Mammoth Cave NPS Campout


It had been a long day- six hours in the car, a lengthy cave tour, a couple miles of “above ground” hiking, and setting up our campsite- before I finally managed to get the kids settled in their tent. You’d have thought they’d be exhausted. But instead, they were acting a little “extra,” having way too much fun with their new headlamps to care about sleep. At least the campsites next to us are empty so we can go to bed without any noise. No sooner had the thought crossed my mind than I heard a set of wheels crush the gravel pullout just south of us. (I should’ve known better than to jinx the campsite by appreciating the solitude. It’s a sure-fire recipe for company.)

Charley and Gus continued to enjoy the kaleidoscopic light display of their technicolor kid lamps while I pressed on through our nightly prayer-and-lullaby routine. That’s when I heard Brew striking up a conversation with our new neighbors. Noooo! Don’t make friends. I’d planned to fall asleep right after the kids and I had no interest in being social.


But right after Smug Thought #2 entered my brain, I heard another vehicle approaching. The headlights illuminated our tent as the pickup turned into the campsite just north of us. The door of the truck opened and shut, and the voice of a young boy with a thick country accent announced the following fully cliché and heartfelt phrase: “Ahhh… just smell that fresh air.”


I couldn’t help but smile. As long as he didn’t get crazy loud, this kid had won me over.


Turning back to my own kiddos, who had finally turned off their headlights and stopped flopping around in their sleeping bags like a pair of wrestling seals, I kissed them goodnight and crept out to the adjacent “grown up” tent.

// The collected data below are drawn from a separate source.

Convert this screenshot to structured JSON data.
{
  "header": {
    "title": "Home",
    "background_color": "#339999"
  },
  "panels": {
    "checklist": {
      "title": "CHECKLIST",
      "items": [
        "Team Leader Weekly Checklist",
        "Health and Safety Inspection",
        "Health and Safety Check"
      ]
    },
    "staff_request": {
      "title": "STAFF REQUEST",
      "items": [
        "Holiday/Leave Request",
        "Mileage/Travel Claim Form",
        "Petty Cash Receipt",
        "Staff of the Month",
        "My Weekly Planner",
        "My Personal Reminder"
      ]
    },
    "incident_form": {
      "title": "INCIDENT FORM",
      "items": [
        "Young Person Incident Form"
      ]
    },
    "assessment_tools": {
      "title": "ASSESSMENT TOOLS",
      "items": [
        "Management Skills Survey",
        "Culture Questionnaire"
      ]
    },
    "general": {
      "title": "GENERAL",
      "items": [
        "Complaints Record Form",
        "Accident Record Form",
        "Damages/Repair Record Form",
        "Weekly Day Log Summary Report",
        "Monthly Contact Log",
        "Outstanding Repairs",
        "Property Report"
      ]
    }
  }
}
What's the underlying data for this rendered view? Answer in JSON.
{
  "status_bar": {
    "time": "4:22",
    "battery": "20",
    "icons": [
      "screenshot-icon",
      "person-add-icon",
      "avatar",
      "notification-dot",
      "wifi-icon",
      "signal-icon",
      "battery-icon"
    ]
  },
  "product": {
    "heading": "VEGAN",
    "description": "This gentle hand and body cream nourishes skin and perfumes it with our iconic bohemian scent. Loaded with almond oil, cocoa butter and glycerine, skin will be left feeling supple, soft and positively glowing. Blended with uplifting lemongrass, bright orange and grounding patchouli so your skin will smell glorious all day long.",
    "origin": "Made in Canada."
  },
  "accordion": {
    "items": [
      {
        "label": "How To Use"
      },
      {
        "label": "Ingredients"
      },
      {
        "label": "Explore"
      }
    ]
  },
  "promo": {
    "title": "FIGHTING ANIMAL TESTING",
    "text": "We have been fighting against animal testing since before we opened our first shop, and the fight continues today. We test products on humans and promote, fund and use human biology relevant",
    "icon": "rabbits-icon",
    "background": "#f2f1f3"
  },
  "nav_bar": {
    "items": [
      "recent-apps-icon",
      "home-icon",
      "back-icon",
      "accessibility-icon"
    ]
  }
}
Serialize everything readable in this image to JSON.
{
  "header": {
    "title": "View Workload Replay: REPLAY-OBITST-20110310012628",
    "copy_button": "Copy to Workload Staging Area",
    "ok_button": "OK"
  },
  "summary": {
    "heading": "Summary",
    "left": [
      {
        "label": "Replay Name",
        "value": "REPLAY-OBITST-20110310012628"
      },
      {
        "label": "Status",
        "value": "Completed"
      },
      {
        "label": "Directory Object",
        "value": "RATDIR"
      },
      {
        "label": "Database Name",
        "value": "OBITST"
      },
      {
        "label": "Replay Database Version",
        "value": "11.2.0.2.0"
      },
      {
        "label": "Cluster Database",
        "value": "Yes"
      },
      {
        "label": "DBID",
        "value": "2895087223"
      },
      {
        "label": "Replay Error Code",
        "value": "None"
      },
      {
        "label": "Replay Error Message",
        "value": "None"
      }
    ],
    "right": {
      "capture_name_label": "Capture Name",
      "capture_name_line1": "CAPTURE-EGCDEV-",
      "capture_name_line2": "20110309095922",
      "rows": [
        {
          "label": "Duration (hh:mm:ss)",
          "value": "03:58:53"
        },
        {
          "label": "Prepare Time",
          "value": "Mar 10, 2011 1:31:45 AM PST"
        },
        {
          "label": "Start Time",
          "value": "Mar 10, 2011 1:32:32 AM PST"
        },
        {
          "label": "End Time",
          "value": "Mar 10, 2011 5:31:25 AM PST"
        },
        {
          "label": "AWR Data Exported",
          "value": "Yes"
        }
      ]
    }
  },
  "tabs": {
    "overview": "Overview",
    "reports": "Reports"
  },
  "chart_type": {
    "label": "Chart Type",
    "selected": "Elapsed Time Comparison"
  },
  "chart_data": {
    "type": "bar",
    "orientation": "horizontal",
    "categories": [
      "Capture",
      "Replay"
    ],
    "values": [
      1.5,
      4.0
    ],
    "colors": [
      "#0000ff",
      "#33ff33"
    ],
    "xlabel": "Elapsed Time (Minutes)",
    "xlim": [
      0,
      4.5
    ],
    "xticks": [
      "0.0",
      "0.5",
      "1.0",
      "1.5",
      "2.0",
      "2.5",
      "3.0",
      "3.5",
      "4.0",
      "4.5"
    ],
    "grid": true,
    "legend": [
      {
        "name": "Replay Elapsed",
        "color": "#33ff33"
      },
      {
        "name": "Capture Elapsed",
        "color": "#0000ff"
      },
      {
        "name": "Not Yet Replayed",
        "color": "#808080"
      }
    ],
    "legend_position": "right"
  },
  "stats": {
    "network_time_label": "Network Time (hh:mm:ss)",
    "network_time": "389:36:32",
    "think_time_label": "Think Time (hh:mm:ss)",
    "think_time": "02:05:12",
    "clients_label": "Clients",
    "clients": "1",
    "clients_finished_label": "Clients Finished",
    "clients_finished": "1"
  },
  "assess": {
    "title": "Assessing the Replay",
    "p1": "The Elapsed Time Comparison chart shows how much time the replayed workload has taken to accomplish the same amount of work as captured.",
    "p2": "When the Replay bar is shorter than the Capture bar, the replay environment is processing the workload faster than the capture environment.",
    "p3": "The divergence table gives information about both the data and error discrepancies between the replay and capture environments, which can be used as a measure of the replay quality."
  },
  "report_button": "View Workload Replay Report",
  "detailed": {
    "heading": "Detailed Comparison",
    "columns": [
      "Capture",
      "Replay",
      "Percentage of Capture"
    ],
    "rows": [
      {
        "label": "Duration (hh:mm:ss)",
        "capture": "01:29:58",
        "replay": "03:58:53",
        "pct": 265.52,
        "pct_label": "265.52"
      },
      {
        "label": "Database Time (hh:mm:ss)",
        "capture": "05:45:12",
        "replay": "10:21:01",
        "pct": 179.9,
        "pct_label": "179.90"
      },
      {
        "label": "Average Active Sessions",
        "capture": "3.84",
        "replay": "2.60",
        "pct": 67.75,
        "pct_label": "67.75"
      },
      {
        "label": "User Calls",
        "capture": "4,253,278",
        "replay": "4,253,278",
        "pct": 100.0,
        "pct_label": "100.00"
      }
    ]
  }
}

As I settled into the firmness of my foam pad and snuggled up in the down loft of my sleeping bag, I caught snatches of conversations from both directions. It was clear that Brew wasn’t just making friends at our neighboring campsite; he was also helping them set up a never before used (and gargantuan) car camping tent. Ugh… my husband is so nice. Definitely the better human in our relationship.


In the opposite direction, the father-son duo had begun stringing up a tarp that would eventually stretch over their entire compound, truck bed and tent included. The dad spoke in hushed whispers but the son rattled on eagerly with every opportunity to help. “Can I, Dad?… Let me tie that… I got this end…” The forest silence was filled with Brew’s project management and a kid wanting to do everything possible to help his dad.


I thought the neighbors and noise would be annoying, but instead, it was weird… unfamiliar… almost foreign. I’d spent the past twelve months avoiding people, creating layers of separation through masks, walls, and screens. The subtle psychological impacts of avoiding others and creating bubbles with only our closest friends and family made listening to the nighttime routine of strangers feel intimate, almost illicit. But in the time it took Brew to erect the palatial accommodations next to us, the emotions tied to my unintentional eavesdropping transitioned from discomfort to amusement and eventually left me feeling warm – or perhaps that was my 20 degree down sleeping bag – either way, I don’t think the rising sense of gratitude and connection can be credited to our outdoor gear.


Most of the time I like to fall asleep listening to the insects and spring peepers, but after the past year, it was wonderful to have the voices of strangers on either side of us.